Gone is the “bad faith” requirement, and with it fell the “clear and convincing” burden of proof, too.

What brought about this Texas-sized change in the 5th Circuit, you ask? The U.S. Supreme Court’s decision in Octane Fitness, LLC v. Icon Health and Fitness, Inc., 134 S. Ct. 1749 (2014). In that case, the Court interpreted the identical “exceptional cases” language from the Patent Act’s attorneys’ fee provision, 35 U.S.C. § 285. The Court rejected the notion that “exceptional” required a showing of bad faith or other culpable conduct before fees could be awarded in patent cases. It also rejected the “clear and convincing” heightened burden of proof.
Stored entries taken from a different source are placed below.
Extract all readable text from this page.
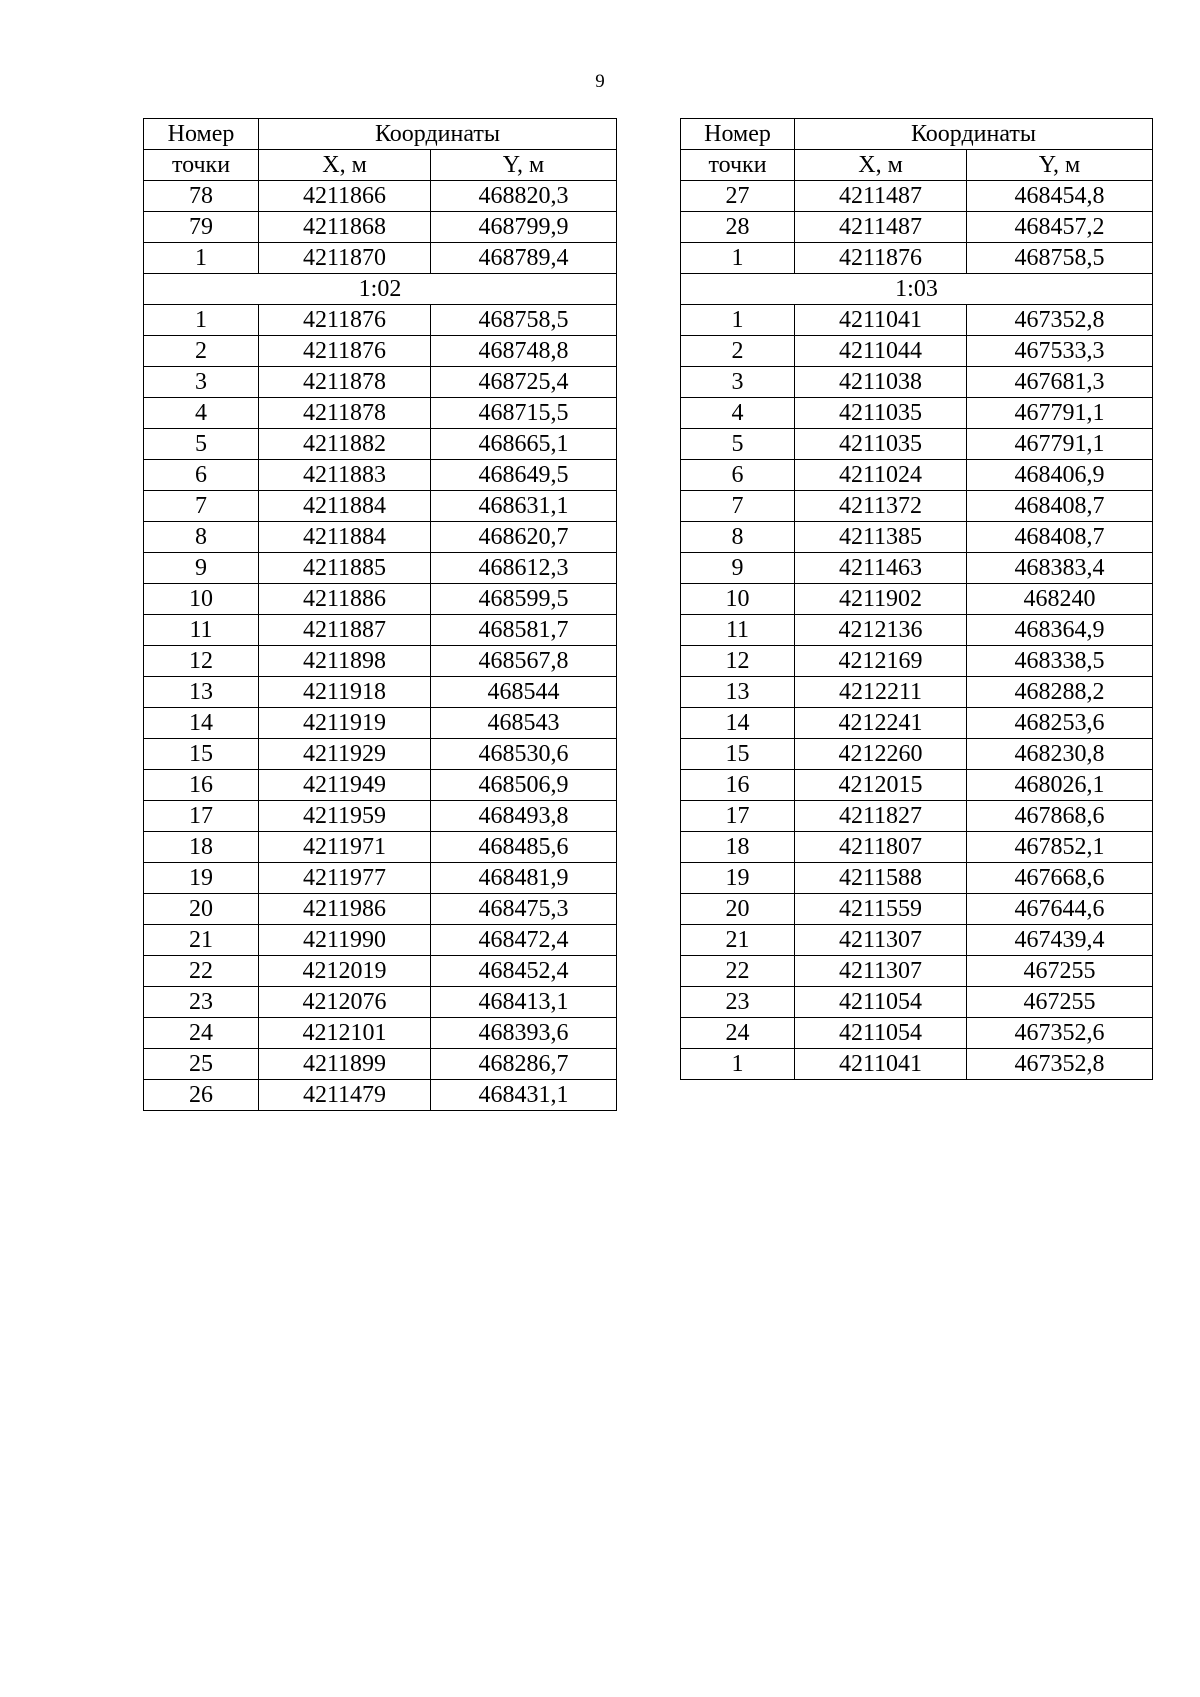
9
Номер	Координаты	
точки	X, м	Y, м
78	4211866	468820,3
79	4211868	468799,9
1	4211870	468789,4
1:02		
1	4211876	468758,5
2	4211876	468748,8
3	4211878	468725,4
4	4211878	468715,5
5	4211882	468665,1
6	4211883	468649,5
7	4211884	468631,1
8	4211884	468620,7
9	4211885	468612,3
10	4211886	468599,5
11	4211887	468581,7
12	4211898	468567,8
13	4211918	468544
14	4211919	468543
15	4211929	468530,6
16	4211949	468506,9
17	4211959	468493,8
18	4211971	468485,6
19	4211977	468481,9
20	4211986	468475,3
21	4211990	468472,4
22	4212019	468452,4
23	4212076	468413,1
24	4212101	468393,6
25	4211899	468286,7
26	4211479	468431,1
Номер	Координаты	
точки	X, м	Y, м
27	4211487	468454,8
28	4211487	468457,2
1	4211876	468758,5
1:03		
1	4211041	467352,8
2	4211044	467533,3
3	4211038	467681,3
4	4211035	467791,1
5	4211035	467791,1
6	4211024	468406,9
7	4211372	468408,7
8	4211385	468408,7
9	4211463	468383,4
10	4211902	468240
11	4212136	468364,9
12	4212169	468338,5
13	4212211	468288,2
14	4212241	468253,6
15	4212260	468230,8
16	4212015	468026,1
17	4211827	467868,6
18	4211807	467852,1
19	4211588	467668,6
20	4211559	467644,6
21	4211307	467439,4
22	4211307	467255
23	4211054	467255
24	4211054	467352,6
1	4211041	467352,8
Instead, the Court held that “exceptional” simply meant “uncommon,” “rare,” or “not ordinary.” Accordingly, an exceptional case is “simply one that stands out from others with respect to the substantive strength of a party’s litigating position (considering both the governing law and the facts of the case) or the unreasonable manner in which the case was litigated.”

The 5th Circuit eschewed its old definition of “exceptional” under the Lanham Act and embraced the Supreme Court’s interpretation of “exceptional” from Octane Fitness.

In adopting the Octane Fitness definition of exceptional, the 5th Circuit joins a growing chorus of other Circuit Courts of Appeal that have injected the Octane Fitness analysis into Lanham Act cases. Both the 3rd and 4th Circuits did so previously, and more courts are likely to follow suit in the near term.